Before you ever compete, you establish this new identity in creating your roller derby name.
I noted several of the names, trying desperately to come up with one as creative for myself. One was named Pixie, another Veronica Scars. There was Lexie Luther and Honey Smacker.
They walked around like they owned the place. Two of them took their empty quarts of Simply Limeade to the concession stand and filled them up with water. No Evian for these girls.
Two by two, they walked out of the little locker rooms next to the rink in their gear. Skates and helmets along with elbow, wrist and knee pads. But along with a blue or red team shirt, most had something incorporated into their wardrobes that defined them as individuals. It could be colored tights, a shimmering red skirt, yellow shorts or a green helmet. Outside of that world, it’s considered unacceptable to live and work with colored hair. If I’m planning to walk into work in the morning, I have to look respectable. Like a dignified, upright citizen... a feminine Clark Kent.
But as a roller derby queen, I could be Superwoman, an alter ego in a clan of women who can be warriors and feminine at the same time.
I’m not sure if I would skate the circuit as a blocker, pivot or jammer. I can see myself as part of the defending pack more so than the jammer who has to score the points by navigating through all the other players. I would much rather be the person slamming into people than being slammed. I don’t honestly care. I just want to try it once.
First I have to remember what it’s like to skate. To roll around a rink that small that quickly takes practice, and a little bit of talent I’m sure. And one 6-year-old girl with “Bootyfly” on the bottom of her pink shorts was out between jams getting a head start on that practice while I was there. She wore full pads and black tights with a hole in the leg, a battle scar from the roller derby lifestyle.

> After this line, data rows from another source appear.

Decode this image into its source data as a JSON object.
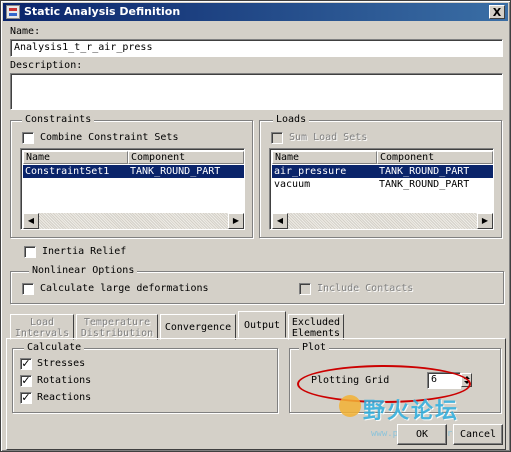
{
  "window": {
    "title": "Static Analysis Definition",
    "close_glyph": "X"
  },
  "name": {
    "label": "Name:",
    "value": "Analysis1_t_r_air_press"
  },
  "description": {
    "label": "Description:",
    "value": ""
  },
  "constraints": {
    "group_title": "Constraints",
    "combine_label": "Combine Constraint Sets",
    "columns": [
      "Name",
      "Component"
    ],
    "rows": [
      {
        "name": "ConstraintSet1",
        "component": "TANK_ROUND_PART",
        "selected": true
      }
    ]
  },
  "loads": {
    "group_title": "Loads",
    "sum_label": "Sum Load Sets",
    "columns": [
      "Name",
      "Component"
    ],
    "rows": [
      {
        "name": "air_pressure",
        "component": "TANK_ROUND_PART",
        "selected": true
      },
      {
        "name": "vacuum",
        "component": "TANK_ROUND_PART",
        "selected": false
      }
    ]
  },
  "inertia_relief": {
    "label": "Inertia Relief",
    "checked": false
  },
  "nonlinear": {
    "group_title": "Nonlinear Options",
    "large_deformations_label": "Calculate large deformations",
    "include_contacts_label": "Include Contacts"
  },
  "tabs": [
    {
      "label": "Load\nIntervals",
      "disabled": true
    },
    {
      "label": "Temperature\nDistribution",
      "disabled": true
    },
    {
      "label": "Convergence",
      "disabled": false
    },
    {
      "label": "Output",
      "disabled": false,
      "active": true
    },
    {
      "label": "Excluded\nElements",
      "disabled": false
    }
  ],
  "calculate": {
    "group_title": "Calculate",
    "items": [
      {
        "label": "Stresses",
        "checked": true
      },
      {
        "label": "Rotations",
        "checked": true
      },
      {
        "label": "Reactions",
        "checked": true
      }
    ]
  },
  "plot": {
    "group_title": "Plot",
    "plotting_grid_label": "Plotting Grid",
    "plotting_grid_value": "6"
  },
  "buttons": {
    "ok": "OK",
    "cancel": "Cancel"
  },
  "watermark": {
    "text": "野火论坛",
    "url": "www.proewildfire.cn"
  },
  "colors": {
    "title_bar": "#0a246a",
    "selection": "#0a246a",
    "highlight_ellipse": "#cc0000",
    "dialog_bg": "#d4d0c8"
  }
}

“For some people, the roller derby name is a new identity,” said Zoe “Whiskey Mick” O’Reilly, a founder of the Tucson Roller Derby and coach of the Natural Disasters, one of the teams in the junior roller derby league. “For some, it’s just a name. But using that is when many discover their new sense of aggressiveness and really use it out there.”
Roller Derby began its latest revival in the early years of the new millennium when several adult leagues began popping up all over the country. The Tucson league formed in 2003, and now there are leagues in every state in the U.S.
“There’s not a lot of outlets for women to play this kind of contact sport,” Whiskey Mick said. “And it’s much sportier than it used to be.”
But while it’s evolved into something more sporty, the women who skate with a roller derby team maintain a sense of feminine identity, and typically choose a roller derby name based on a strong, female personality in history, like Florence Nightingale, Joan of Arc, Foxxy Brown or Pocahontas. The Web site ehow.com gives seven instructions on picking your roller derby identity, and stresses sexiness and uniqueness in a name.
In the end, you don’t pick your name; your roller derby name chooses you. After several weeks of soul searching, it came to me: Raquel Belch. A) Because her famous character K.C. Carr in the film Kansas City Bomber, like me, hails from Missouri and B) because I can belch almost on command.
Now that I’ve got the name, I might just be ready to lace up some skates and hit the rink. Eh, on second thought, better wait for that health insurance to kick in.